Intel
Intel Corp. is cutting jobs and slowing spending on new plants in an effort to save $3 billion next year, the chipmaker said last week. The hope is to save as much as $10 billion by 2025, a plan that went over well with investors, who sent the shares up more than 10% on Oct. 28. Bloomberg News reported earlier that the headcount reduction could number in the thousands.

Lyft
Lyft’s cost-saving efforts include divesting its vehicle service business. The company, which is preparing to report third-quarter results on Monday, had already said it would freeze hiring in the US until at least next year. It’s now facing even stiffer headwinds.

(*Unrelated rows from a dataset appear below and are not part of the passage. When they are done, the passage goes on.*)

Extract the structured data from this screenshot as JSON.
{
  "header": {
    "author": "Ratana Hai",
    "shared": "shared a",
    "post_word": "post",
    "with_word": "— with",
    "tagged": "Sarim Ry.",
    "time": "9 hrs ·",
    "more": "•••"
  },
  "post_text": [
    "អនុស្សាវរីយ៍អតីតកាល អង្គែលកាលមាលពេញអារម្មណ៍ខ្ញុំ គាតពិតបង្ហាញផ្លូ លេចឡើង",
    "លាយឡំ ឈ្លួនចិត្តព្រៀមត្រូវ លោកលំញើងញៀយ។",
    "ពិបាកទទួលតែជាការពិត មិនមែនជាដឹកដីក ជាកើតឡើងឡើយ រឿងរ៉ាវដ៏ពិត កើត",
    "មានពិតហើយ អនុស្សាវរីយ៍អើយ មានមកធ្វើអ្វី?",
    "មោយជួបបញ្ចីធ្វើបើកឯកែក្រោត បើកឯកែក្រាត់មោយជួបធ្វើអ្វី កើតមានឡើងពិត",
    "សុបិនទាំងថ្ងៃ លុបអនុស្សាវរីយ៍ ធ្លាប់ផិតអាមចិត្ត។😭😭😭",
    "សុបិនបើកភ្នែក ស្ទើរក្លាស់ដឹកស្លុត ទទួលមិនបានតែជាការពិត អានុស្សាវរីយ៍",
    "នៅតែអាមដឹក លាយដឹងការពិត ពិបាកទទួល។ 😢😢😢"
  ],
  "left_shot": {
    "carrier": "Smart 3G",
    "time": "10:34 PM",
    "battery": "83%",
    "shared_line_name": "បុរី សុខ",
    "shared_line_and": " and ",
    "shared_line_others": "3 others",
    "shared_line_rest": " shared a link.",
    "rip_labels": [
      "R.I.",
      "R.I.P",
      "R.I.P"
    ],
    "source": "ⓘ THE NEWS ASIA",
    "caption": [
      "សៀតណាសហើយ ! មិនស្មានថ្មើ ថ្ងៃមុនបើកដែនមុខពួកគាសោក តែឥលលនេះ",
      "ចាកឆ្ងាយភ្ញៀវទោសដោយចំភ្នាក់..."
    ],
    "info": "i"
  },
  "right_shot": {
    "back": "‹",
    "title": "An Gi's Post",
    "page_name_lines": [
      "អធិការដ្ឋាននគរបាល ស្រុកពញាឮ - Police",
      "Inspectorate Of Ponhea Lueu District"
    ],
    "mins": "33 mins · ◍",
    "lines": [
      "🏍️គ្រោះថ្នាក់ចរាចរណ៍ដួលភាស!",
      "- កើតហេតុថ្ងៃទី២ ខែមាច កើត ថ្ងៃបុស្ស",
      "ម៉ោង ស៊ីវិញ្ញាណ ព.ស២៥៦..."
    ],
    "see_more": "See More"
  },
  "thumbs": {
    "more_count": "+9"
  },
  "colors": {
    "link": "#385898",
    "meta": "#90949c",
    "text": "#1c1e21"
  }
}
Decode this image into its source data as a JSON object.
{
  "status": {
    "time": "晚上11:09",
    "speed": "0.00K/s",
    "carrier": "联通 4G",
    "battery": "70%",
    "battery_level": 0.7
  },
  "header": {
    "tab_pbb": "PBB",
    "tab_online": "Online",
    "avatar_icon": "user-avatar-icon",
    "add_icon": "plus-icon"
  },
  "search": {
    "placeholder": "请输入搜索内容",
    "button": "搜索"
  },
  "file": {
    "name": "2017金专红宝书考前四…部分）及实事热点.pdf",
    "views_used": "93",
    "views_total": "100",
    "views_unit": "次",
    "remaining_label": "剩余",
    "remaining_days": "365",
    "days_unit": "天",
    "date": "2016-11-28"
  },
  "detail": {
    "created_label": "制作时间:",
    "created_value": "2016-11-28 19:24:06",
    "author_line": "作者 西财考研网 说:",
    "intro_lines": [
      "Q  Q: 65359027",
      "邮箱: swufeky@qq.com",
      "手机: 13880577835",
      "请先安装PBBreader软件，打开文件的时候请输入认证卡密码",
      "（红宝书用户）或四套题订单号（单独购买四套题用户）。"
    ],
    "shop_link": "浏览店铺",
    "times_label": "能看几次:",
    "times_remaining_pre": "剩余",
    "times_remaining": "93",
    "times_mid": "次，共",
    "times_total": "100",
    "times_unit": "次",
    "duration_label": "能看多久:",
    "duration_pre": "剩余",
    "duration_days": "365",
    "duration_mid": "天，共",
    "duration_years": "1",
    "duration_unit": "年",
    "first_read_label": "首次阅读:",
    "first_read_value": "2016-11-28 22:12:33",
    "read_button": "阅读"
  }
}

People wearing protective face coverings walk past a Lyft Inc. drivers' lounge in Oakland, California, U.S., on Monday, Feb. 8, 2021. Lyft Inc. is scheduled to release earnings figures on February 9.
“We are not immune to the realities of inflation and a slowing economy,” co-founders John Zimmer and Logan Green said in a memo. “We need 2023 to be a period where we can better execute without having to change plans in response to external events -- and the tough reality is that today’s actions set us up to do that.”

Seagate
Seagate Technology Holdings Plc, the biggest maker of computer hard drives, said last week that it’s paring about 3,000 jobs. Computer suppliers, including Seagate and Intel, have been hard hit by a slowdown in hardware spending. Customers are sitting on a pile of extra inventory, hurting orders and weighing on Seagate’s financial performance, CEO Dave Mosley said. That necessitated cuts. “We have taken quick and decisive actions to respond to current market conditions and enhance long-term profitability,” he said.

Stripe
Payments company Stripe Inc., one of the world’s most valuable startups, is cutting more than 1,000 jobs. The 14% staff reduction will return its headcount to almost 7,000 -- its total in February. Co-founders Patrick and John Collison told staff that they need to trim expenses more broadly as they prepare for “leaner times.”

Twitter
The upheaval at Twitter has more to do with its recent buyout -- and the accompanying debt -- than economic concerns. But the company is facing the deepest cuts of its peers right now. Musk, who acquired Twitter for $44 billion last month, plans to eliminate about 3,700 jobs, according to people with knowledge of the matter.

The new owner plans to inform affected staffers Friday, said the people. Musk also intends to reverse the company’s work-from-anywhere policy, asking remaining employees to report to offices.

Upstart
Upstart Holdings Inc., an online lending platform, said in a regulatory filing this week it cut 140 hourly employees “given the challenging economy and reduction in the volume of loans on our platform.”